Hi I have one script that was running inside makefiles for project deployments. I use sed inside it to capture environment and project name from input string and in ubuntu works great.

This simple command

 echo deploy-api-production | sed -E 's/deploy-\w+-(\w+)/\1/'

gives expected result production in ubuntu

ubuntu execution

$  echo deploy-api-production | sed -E 's/deploy-\w+-(\w+)/\1/'

but in mac gives the entire full string deploy-api-production

mac execution:

$  echo deploy-api-production | sed -E 's/deploy-\w+-(\w+)/\1/'

Is there some kind of unified sed so I get same result in mac as well?

I want output to be only production in mac execution as well

Case 2 - more generic, including prefix as well

Want to parse this properly

echo a-deploy-api-production | someprocessing

So is similar to above case, but does has one extra prefix word a- before the word deploy

I tried something similar to current given solution but did not work

echo a-deploy-api-production | awk -F'-' '$1=="a-deploy"{print $3}'

result of above is empty, want to modify to get result production

  • 2
    Neither \w nor + are POSIX sed.
    – Philippos
    Commented Apr 22, 2022 at 12:05
  • Hi the command I provided works fine on ubuntu. Can you please tell me what to use instead to get it work cross platform ? Commented Apr 22, 2022 at 12:42
  • The portable form of \w is [[:alnum:]]; the portable form of + is {1,} (one or more occurences). So your litetal command is sed -E 's/deploy-[[:alnum:]]{1,}-([[:alnum:]]{1,})/\1/'. But in the end, it seems you are looking for sed '/deploy-/s/.*-//'
    – Philippos
    Commented Apr 22, 2022 at 14:28

3 Answers 3


You can use awk:

echo deploy-api-production | awk -F'-' '$1=="deploy"{print $3}'

This splits the text into parts separated by -. It requires the first field to match the word deploy and then prints the third.

In your updated question you include a new variation. You cannot use the same awk code to directly compare a-deploy because that's two fields (remember, they are split by the dash), and $1 is only the first field (i.e. a instead of deploy in this new instance).
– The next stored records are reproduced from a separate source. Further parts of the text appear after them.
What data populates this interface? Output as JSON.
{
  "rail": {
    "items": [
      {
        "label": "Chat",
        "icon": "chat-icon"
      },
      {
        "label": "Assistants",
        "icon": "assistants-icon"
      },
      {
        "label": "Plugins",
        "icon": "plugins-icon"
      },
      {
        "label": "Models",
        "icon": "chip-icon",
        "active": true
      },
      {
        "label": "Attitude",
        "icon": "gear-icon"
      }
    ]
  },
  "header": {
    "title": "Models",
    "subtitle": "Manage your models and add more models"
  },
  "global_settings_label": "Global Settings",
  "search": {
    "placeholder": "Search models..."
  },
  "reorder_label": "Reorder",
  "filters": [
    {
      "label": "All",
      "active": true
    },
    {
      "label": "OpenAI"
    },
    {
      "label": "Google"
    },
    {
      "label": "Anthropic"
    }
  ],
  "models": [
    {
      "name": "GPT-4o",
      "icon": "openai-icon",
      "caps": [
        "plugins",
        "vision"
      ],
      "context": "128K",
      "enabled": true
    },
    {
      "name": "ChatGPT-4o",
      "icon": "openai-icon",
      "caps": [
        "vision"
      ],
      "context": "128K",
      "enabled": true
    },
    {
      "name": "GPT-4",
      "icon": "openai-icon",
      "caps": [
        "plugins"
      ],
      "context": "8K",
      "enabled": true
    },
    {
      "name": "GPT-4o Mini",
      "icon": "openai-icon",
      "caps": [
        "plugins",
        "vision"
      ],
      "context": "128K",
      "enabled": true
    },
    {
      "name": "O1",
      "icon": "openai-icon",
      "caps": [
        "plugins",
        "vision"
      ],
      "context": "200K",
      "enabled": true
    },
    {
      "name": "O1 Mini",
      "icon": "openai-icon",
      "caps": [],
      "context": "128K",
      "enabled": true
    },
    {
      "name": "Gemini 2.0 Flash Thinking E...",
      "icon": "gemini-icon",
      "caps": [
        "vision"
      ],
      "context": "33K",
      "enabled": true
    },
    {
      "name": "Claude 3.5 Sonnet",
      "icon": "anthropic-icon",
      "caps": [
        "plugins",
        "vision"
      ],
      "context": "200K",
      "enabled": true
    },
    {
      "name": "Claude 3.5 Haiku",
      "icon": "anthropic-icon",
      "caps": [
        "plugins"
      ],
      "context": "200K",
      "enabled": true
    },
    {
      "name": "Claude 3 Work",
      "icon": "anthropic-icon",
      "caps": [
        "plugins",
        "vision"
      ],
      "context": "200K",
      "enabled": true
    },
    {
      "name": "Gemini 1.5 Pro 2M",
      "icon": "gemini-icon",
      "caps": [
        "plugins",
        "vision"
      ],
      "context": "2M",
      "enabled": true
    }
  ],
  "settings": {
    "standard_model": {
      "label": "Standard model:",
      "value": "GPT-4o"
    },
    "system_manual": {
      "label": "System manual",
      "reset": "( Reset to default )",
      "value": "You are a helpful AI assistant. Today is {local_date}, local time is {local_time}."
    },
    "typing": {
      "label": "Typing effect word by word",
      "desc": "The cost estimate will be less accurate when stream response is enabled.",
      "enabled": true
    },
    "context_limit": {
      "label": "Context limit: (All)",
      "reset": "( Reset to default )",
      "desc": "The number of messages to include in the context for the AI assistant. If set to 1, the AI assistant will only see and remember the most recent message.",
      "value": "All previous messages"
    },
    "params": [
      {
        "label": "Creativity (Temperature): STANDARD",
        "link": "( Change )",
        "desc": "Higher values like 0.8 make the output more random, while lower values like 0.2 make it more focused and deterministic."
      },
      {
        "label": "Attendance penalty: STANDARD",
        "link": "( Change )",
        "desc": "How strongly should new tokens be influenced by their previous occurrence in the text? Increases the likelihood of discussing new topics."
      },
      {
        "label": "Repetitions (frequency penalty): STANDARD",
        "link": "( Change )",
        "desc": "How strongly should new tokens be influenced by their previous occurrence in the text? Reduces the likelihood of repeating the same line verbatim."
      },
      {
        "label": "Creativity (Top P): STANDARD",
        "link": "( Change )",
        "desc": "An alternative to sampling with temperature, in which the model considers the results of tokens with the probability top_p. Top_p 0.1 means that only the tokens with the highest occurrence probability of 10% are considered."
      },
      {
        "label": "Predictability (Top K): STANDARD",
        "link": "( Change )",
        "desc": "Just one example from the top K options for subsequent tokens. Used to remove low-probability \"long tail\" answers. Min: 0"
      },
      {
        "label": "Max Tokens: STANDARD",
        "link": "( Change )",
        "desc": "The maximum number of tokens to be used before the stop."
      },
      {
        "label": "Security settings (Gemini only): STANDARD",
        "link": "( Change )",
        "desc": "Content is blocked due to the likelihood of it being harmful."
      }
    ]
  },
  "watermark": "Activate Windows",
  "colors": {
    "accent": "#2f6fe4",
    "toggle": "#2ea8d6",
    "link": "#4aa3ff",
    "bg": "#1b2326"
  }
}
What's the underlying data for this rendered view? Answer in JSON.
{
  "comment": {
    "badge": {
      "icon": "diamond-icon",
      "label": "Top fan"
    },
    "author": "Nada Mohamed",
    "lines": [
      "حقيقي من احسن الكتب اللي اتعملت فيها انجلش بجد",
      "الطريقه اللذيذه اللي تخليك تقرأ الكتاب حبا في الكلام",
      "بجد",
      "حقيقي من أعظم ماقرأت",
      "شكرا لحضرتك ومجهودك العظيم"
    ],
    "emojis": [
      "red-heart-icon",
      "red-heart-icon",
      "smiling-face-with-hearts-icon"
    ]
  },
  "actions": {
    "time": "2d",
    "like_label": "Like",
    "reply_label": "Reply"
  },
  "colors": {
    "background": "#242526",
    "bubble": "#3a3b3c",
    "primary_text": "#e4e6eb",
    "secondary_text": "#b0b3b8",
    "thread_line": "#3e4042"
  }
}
Without knowing all your use-cases I would suggest you may be happier to search for deploy anywhere in the string, and if it's found then print the last field. (This will also work for your original case.)

echo deploy-api-production | awk -F'-' '/deploy/ {print $NF}'

echo a-deploy-api-production | awk -F'-' '/deploy/ {print $NF}'
  • I tested on mac and ubuntu and works totally fine. Thank you for the knowledge here, marked as answer. For my learning, what if i add onoe extra word before deploy, this won't work for example echo a-deploy-api-production | awk -F'-' '$1=="a-deploy"{print $3}' I tried specifying also print $4 as I added one extra word a- before deploy still did not work Commented Apr 22, 2022 at 12:52
  • Thanks updated question and added case 2 Commented Apr 22, 2022 at 14:12
  • @KristiJorgji there you go Commented Apr 22, 2022 at 14:41

With POSIX-ly sed, you can attain the required results for both scenarios, as shown:

echo 'deploy-api-productionN' | 
sed -n -e "/^\($w-\)\{0,1\}deploy-/s/^$w\(-\($w\)\)\{1,\}\$/\2/p"
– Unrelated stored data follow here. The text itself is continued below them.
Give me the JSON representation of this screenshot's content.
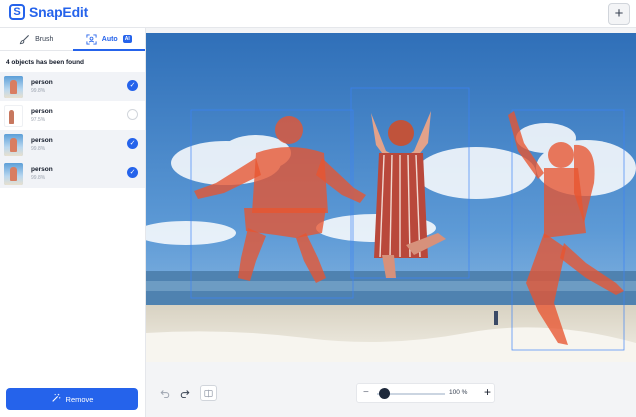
{
  "app": {
    "name": "SnapEdit",
    "logo_letter": "S",
    "new_button_label": "+"
  },
  "tabs": [
    {
      "label": "Brush",
      "icon": "brush-icon",
      "active": false
    },
    {
      "label": "Auto",
      "icon": "auto-detect-icon",
      "badge": "AI",
      "active": true
    }
  ],
  "objects": {
    "title": "4 objects has been found",
    "items": [
      {
        "name": "person",
        "score": "99.8%",
        "selected": true
      },
      {
        "name": "person",
        "score": "97.5%",
        "selected": false
      },
      {
        "name": "person",
        "score": "99.8%",
        "selected": true
      },
      {
        "name": "person",
        "score": "99.8%",
        "selected": true
      }
    ]
  },
  "actions": {
    "remove_label": "Remove"
  },
  "zoom": {
    "value_label": "100 %",
    "minus_label": "−",
    "plus_label": "+",
    "level": 1.0
  },
  "toolbar": {
    "undo_icon": "undo-icon",
    "redo_icon": "redo-icon",
    "compare_icon": "compare-icon"
  },
  "colors": {
    "accent": "#2563eb",
    "mask": "#e8552f"
  }
}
  • since sed has no symbol for a word, we will build a regex for that and store them in shell variable $w
  • \{0,1\} is BRE for ?
  • \{1,\} is BRE for +
  • \(...\) is BRE for (...)

You get different results on the two systems because the GNU system uses a regular expression library that was extended to include some symbols from the type of regular expressions called PCRE (Perl Compatible Regular Expressions). These symbols, like \s and \w, are not standard and not supported with sed on all systems (typically not outside of GNU systems).

You seem to want to output the last part of a line after the last - (dash) if it starts with the substring deploy or something-deploy.

You can do that with standard sed using

sed '/^deploy/ s/.*-//'

or with

sed '/^something-deploy/ s/.*-//'

These sed expressions trigger the substitution s/.*-// if the preceding regular expression matches the current input line. Thi substitution removes everything up to and including the last dash on the line.

You can combine the triggering expression with the substitution in this case, if you want:

sed 's/^deploy.*-//'
sed 's/^something-deploy.*-//'

If your data is not static strings outputted by echo (as in the question) but some value in a variable, then it would be more efficient to let the shell do this rather than calling an external program:


if [[ $string == deploy-* ]]; then
    printf '%s\n' "${string##*-}"

You will use a variable assignment rather than printf if you want to hold on to the modified value, as in new=${string##*-}.

The ${variable##pattern} expansion will remove the longest prefix string from $variable that matches the shell pattern pattern.